Meşrutiyet sonrası İran’da bir süre iç karışıklıklar çıktı.
l914 yılında toplanan meclis Kaçar ailesinden Devrik Şah’ın büyük oğlu Sultan Ahmed, Şah olarak tac giydi.
Bolşevik ihtilalinden sonra Rus orduları işgal ettikleri Türk illeriyle beraber Transkafkasya’nın tümünden geri çekildiler.

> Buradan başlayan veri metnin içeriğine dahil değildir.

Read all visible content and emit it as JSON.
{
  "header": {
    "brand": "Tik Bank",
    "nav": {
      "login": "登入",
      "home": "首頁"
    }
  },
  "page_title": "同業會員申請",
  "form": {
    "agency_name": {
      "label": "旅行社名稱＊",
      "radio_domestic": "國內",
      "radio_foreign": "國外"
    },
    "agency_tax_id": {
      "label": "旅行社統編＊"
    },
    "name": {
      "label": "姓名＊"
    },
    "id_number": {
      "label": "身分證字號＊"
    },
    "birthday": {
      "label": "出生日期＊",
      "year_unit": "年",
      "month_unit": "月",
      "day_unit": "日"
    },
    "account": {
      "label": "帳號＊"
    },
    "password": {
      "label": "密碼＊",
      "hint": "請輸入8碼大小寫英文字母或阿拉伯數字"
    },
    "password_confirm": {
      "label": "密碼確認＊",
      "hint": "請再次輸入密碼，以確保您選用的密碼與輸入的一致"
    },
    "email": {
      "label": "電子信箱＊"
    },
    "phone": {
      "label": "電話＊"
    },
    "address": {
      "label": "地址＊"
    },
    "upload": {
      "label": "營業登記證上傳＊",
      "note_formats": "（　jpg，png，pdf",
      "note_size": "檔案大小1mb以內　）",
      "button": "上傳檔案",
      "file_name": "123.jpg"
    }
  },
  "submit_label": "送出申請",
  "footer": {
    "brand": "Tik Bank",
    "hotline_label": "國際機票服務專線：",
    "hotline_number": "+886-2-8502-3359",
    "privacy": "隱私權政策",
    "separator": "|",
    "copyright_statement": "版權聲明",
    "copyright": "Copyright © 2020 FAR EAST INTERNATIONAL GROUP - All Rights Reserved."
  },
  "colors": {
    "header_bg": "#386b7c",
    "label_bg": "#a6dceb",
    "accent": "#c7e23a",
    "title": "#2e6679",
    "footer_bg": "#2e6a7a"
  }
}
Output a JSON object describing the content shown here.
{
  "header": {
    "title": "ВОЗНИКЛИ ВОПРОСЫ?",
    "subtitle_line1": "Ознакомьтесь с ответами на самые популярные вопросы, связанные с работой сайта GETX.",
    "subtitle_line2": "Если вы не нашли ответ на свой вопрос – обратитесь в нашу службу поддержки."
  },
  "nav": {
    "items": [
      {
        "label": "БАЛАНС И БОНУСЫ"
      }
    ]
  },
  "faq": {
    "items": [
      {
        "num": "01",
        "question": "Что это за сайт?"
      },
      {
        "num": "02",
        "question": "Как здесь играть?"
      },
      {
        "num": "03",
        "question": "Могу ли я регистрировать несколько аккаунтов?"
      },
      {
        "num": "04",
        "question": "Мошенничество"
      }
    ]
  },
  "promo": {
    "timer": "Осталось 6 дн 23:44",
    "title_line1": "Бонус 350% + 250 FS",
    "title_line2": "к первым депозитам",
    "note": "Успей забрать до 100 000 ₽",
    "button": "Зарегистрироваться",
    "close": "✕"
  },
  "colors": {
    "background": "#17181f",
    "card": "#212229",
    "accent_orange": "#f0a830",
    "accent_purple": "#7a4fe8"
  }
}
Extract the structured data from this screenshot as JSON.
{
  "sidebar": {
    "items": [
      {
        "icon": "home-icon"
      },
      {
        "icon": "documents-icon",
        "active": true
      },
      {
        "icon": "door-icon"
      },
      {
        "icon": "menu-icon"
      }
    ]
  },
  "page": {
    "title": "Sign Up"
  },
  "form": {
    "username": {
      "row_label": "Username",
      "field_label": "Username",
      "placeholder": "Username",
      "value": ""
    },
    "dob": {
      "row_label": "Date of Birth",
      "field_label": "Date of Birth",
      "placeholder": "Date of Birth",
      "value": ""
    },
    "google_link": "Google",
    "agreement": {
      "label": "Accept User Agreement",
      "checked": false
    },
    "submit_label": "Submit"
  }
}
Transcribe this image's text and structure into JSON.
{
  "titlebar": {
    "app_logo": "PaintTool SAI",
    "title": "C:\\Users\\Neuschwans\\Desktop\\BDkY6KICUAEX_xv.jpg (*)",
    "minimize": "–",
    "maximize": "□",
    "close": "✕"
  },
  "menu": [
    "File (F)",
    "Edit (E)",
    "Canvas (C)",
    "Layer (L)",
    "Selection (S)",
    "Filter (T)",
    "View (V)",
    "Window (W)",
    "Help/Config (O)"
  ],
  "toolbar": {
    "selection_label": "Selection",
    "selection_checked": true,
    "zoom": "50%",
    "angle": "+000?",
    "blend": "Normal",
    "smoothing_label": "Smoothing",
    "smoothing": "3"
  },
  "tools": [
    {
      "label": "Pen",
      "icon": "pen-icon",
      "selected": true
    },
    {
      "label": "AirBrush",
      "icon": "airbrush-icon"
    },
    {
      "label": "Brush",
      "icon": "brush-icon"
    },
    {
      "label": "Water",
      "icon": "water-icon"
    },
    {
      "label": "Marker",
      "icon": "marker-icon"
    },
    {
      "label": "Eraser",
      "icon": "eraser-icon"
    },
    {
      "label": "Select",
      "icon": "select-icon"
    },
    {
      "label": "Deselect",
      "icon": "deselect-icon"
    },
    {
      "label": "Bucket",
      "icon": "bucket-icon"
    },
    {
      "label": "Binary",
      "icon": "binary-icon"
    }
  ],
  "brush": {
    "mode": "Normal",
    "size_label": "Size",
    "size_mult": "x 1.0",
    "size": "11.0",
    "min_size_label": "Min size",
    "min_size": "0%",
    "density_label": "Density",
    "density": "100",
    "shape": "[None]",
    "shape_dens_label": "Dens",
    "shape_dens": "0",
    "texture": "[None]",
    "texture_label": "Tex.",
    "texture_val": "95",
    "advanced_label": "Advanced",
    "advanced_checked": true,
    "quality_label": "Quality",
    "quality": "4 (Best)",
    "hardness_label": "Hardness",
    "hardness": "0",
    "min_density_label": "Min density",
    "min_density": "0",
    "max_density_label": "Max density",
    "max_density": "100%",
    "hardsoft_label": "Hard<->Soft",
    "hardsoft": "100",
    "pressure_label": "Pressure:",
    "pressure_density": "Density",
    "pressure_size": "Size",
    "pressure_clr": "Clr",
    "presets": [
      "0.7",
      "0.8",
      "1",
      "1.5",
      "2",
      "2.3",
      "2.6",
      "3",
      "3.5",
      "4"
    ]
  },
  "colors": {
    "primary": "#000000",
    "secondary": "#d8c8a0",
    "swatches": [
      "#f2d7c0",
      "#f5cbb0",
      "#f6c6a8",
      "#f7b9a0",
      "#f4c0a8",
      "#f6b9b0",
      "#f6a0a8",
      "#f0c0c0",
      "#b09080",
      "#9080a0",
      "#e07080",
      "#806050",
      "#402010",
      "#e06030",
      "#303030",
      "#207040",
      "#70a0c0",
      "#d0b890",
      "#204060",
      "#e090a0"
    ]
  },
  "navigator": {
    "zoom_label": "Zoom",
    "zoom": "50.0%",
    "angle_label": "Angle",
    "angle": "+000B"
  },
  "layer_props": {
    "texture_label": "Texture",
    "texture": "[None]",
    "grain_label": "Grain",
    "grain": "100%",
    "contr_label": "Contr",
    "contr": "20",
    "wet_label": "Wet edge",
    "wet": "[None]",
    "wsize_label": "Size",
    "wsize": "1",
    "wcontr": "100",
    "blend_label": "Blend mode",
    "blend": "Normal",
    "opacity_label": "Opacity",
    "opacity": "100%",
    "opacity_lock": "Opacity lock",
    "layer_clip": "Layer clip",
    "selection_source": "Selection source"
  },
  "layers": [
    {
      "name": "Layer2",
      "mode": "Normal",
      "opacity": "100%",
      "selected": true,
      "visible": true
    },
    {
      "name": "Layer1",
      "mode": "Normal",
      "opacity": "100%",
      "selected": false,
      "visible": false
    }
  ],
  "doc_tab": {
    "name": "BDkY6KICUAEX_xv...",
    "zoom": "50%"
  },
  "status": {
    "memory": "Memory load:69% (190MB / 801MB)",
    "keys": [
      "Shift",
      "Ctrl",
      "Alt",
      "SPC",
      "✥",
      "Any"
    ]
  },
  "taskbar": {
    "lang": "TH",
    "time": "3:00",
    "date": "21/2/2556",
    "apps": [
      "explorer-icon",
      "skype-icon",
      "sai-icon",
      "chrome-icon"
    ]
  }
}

İran, Rusya’nın çekilmesinden sonra İngiliz nüfuzuna girdi. İngiltere, İran’daki Sovyet temsilciliklerini kapattırdı. Bu arada Rusya, 26 Haziran l9l9 tarihinde, İran’ın Çarlık Rusyası’nın borçlarını silmeye, İran üzerindeki imtiyazlarından vazgeçmeye hazır olduğunu beyan etmişti.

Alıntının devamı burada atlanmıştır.